En classant de veilles archives de mon cher grand-oncle Brigneau, archives destinées à rejoindre celles de l’Institut Emmanuel Ratier, cet Institut étant une sorte de « mémoire des droites françaises », je suis tombée sur une collection de Figaro littéraire des années 1990, pliée et pieusement conservée.
En mars 1991, le supplément littéraire du quotidien avait donné la parole aux écrivains les plus en vue du moment pour qu’ils s’expriment sur ce qu’ils lisaient quand ils avaient quinze ans.
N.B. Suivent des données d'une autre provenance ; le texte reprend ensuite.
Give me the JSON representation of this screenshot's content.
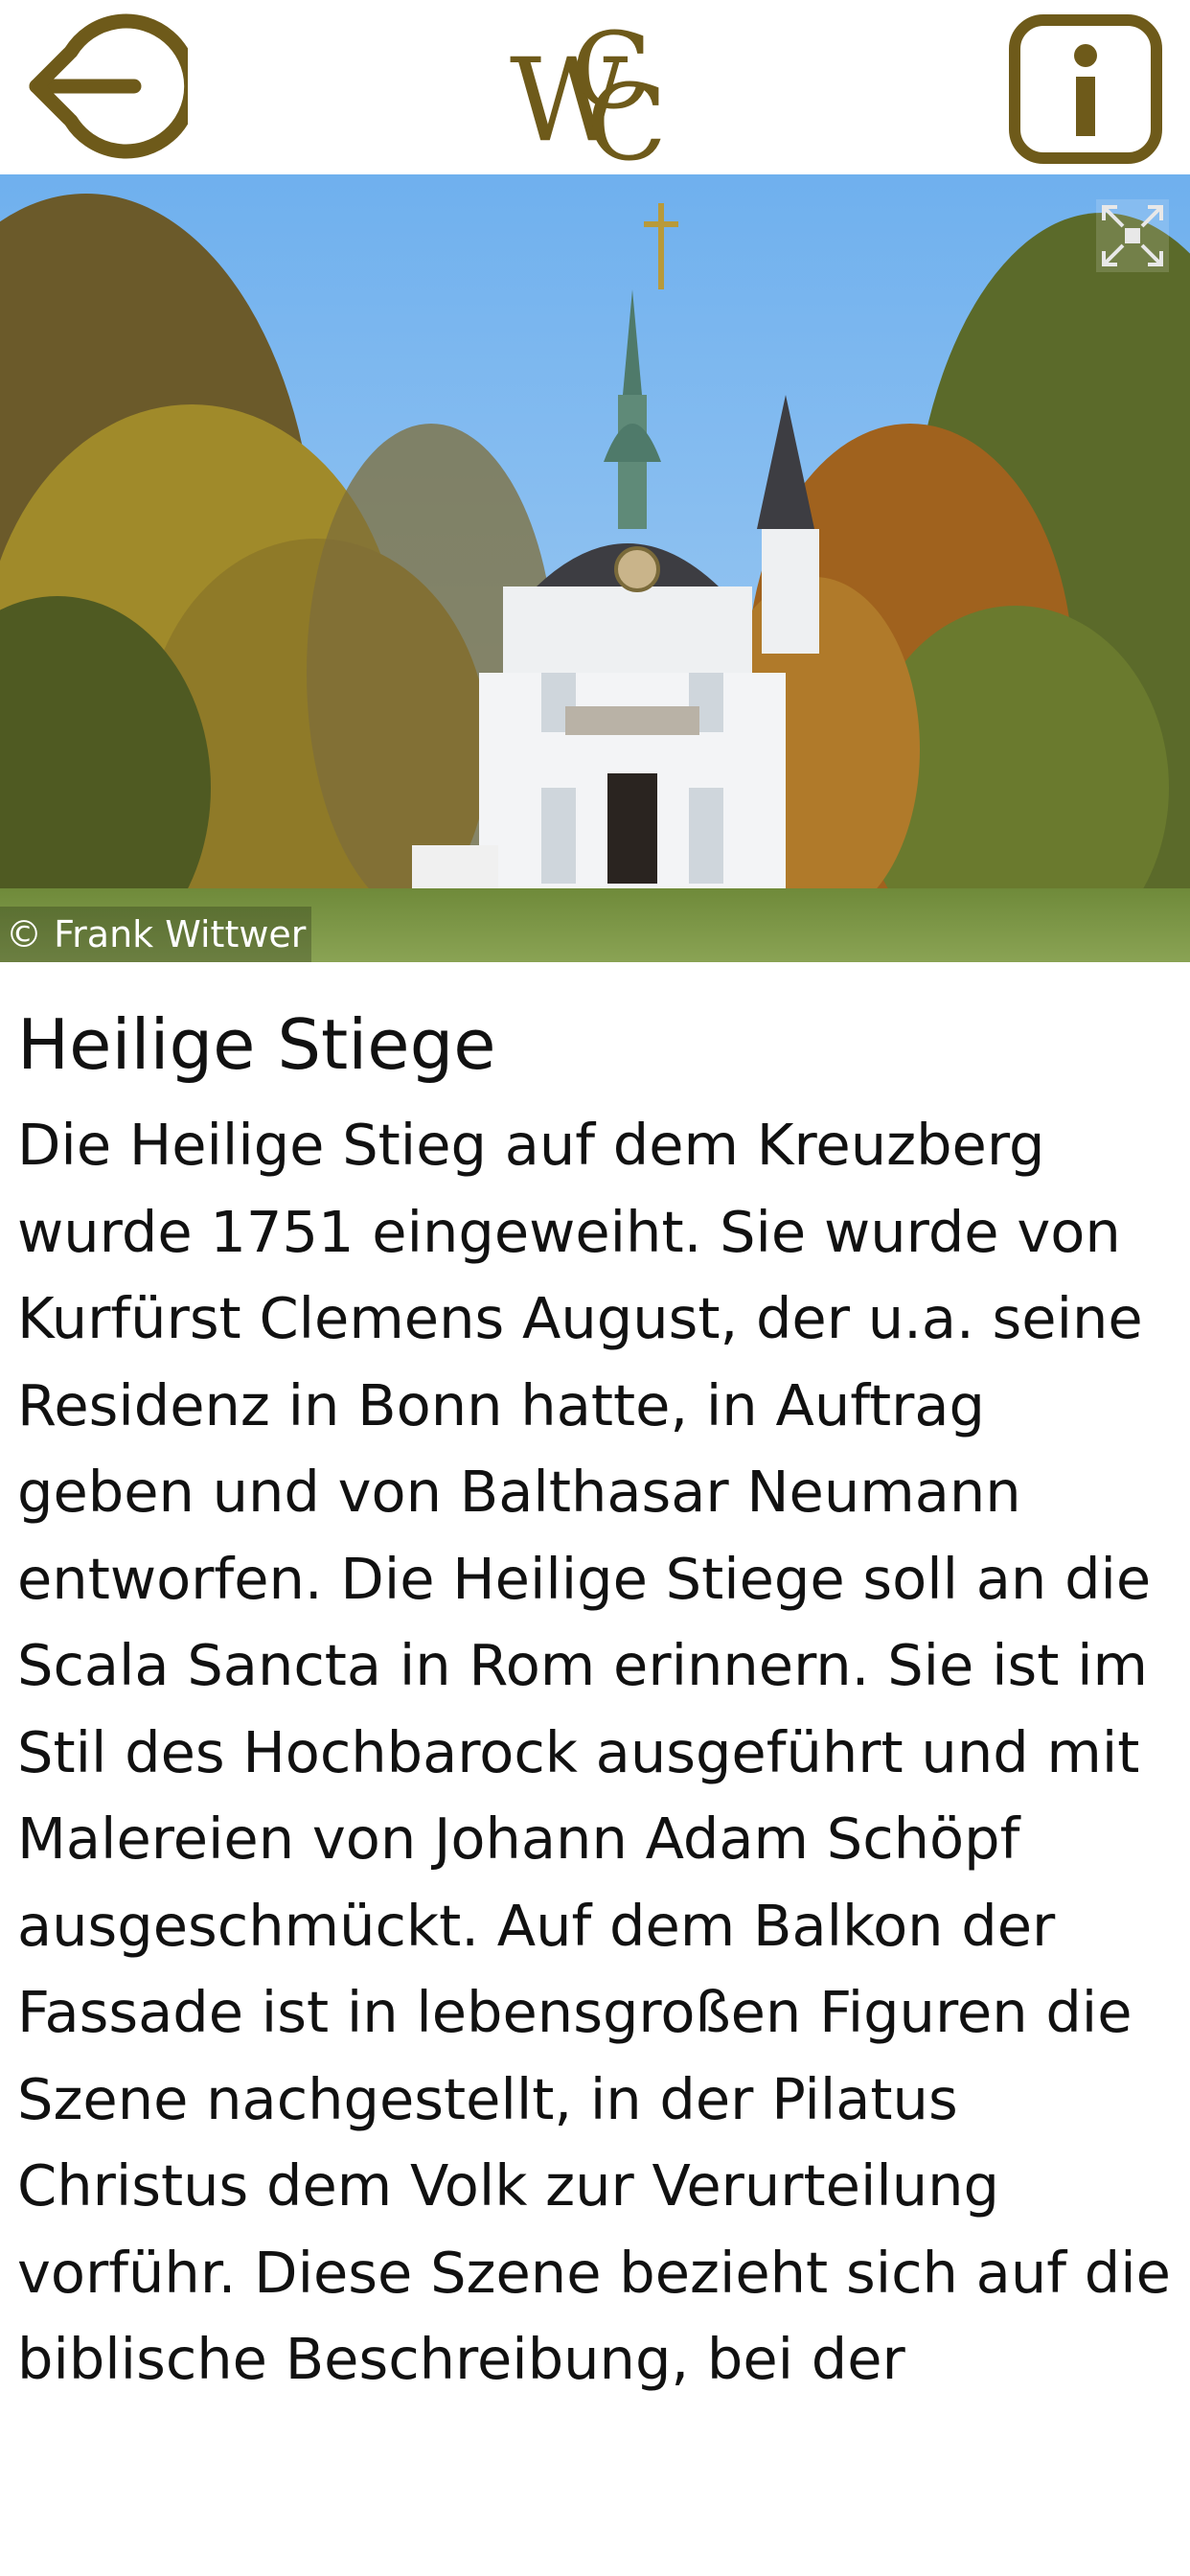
{
  "header": {
    "back_icon": "back-arrow-circle-icon",
    "logo_text": "WCC",
    "info_label": "i",
    "accent_color": "#6e5a1a"
  },
  "hero": {
    "credit": "© Frank Wittwer",
    "expand_icon": "fullscreen-expand-icon"
  },
  "article": {
    "title": "Heilige Stiege",
    "body": "Die Heilige Stieg auf dem Kreuzberg wurde 1751 eingeweiht. Sie wurde von Kurfürst Clemens August, der u.a. seine Residenz in Bonn hatte, in Auftrag geben und von Balthasar Neumann entworfen. Die Heilige Stiege soll an die Scala Sancta in Rom erinnern. Sie ist im Stil des Hochbarock ausgeführt und mit Malereien von Johann Adam Schöpf ausgeschmückt. Auf dem Balkon der Fassade ist in lebensgroßen Figuren die Szene nachgestellt, in der Pilatus Christus dem Volk zur Verurteilung vorführ. Diese Szene bezieht sich auf die biblische Beschreibung, bei der"
  }
}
Le première constatation, c’est que la quasi-totalité de ceux qui avaient répondu à l’enquête sont morts, aujourd’hui. Pourtant les années 1990, c’est certes ma jeunesse, mais c’est hier, aussi, me semble-t-il. A cette époque, Félicien Marceau, Michel Déon, Geneviève Dormann, Jean-Louis Curtis, Jacqueline de Romilly, Emmanuel Leroy-Ladurie et tant d’autres écrivains que j’admire aujourd’hui et que je lis volontiers, étaient encore en vie. J’aurais pu les rencontrer, leur parler, me pousser un peu du col auprès d’eux. C’est trop tard, et je n’ai que des regrets.
L’autre constat, c’est que ces intellectuels avaient de drôles de lectures pour 15 ans, me semble-t-il. Pour sa part Jean d’Ormesson prétend qu’à quinze ans il commençait à lire Proust ; Félicien Marceau explique qu’à ce même âge il découvrait Léon Bloy : « j’y retrouvai tout ensemble le catholicisme dans lequel je baignais, et l’esprit de révolte ou de ronchonnement qui était le mien ». Geneviève Dormann et Michel Déon avalaient du Gide à haute dose. « Je ne lisais déjà plus de littérature pour la jeunesse à quinze ans », écrit Michel Déon. Il ajoute que Les nourritures terrestres l’ont marqué. « Cela m’a conduit à lire tout Gide et à m’en dégoûter un peu à la longue ». Ouf ! Geneviève Dormann lui préférait Les caves du Vatican, roman qui n’a pas pris une ride, expliquait-elle en mars 1991. Robbe-Grillet s’était passionné pour Kafka, Sollers pour Baudelaire, Jean-Louis Curtis pour Bergson, François Nourissier pour Montherlant, et Emmanuel Le Roy-Ladurie pour Bergson.
A haute dose mais pas toujours avec plaisir.
Moi qui ai à présent l’âge de ces illustres écrivains quand ils répondaient à l’enquête du Figaro littéraire, que pourrais-je répondre? A quinze ans, je préparais mon bac de français, et, sur les conseils d’un grand cousin qui était une sorte de dieu pour moi, je lisais Victor Hugo, Stendhal, Balzac. A haute dose mais pas toujours avec plaisir.
J’ai l’impression que ceux de mes neveux qui approchent ce même âge lisent surtout des mangas. Mais s’ils m’interrogent (et même s’ils ne m’interrogent pas), quels conseils de lecture pourrais-je bien leur donner ? Les garçons sont mûrs plus tard que nous, quoi qu’en disent les intégristes de l’égalitarisme des genres. C’est pourquoi je pense que mes neveux de quinze ans (et plus) peuvent se mettre à lire Conan Doyle, Jack London et Alexandre Dumas, qui sont de tous les pays et de tous les âges à partir de quatorze ou quinze ans. Ils rejoindraient ainsi mes nièces qui lisent sans doute déjà depuis longtemps ces auteurs.
Ensuite je leur conseillerais de venir picorer dans ma bibliothèque pour se plonger dans Marcel Aymé, Jacques Perret, Jean Raspail, Sylvain Tesson, Dans un autre genre, je leur mettrais de force entre les mains, les romans de Saint-Loup, et je les inciterais aussi à lire (ou mieux, voir jouer) les pièces d’Anouilh et de Guitry.
Mais je leur conseillerais de ne pas négliger non plus les talents d’aujourd’hui, émergeants ou déjà bien en place. Je pense à Olivier Maulin, Patrice Jean, Bruno Lafourcade, et au regretté Benoît Duteurtre.
Surtout je chercherais à leur donner le goût de la lecture à haute dose. La lecture enchante une vie entière, quand les livres sont bien choisis. Et en conséquence je les abonnerais à vie à la revue Livr’arbitres.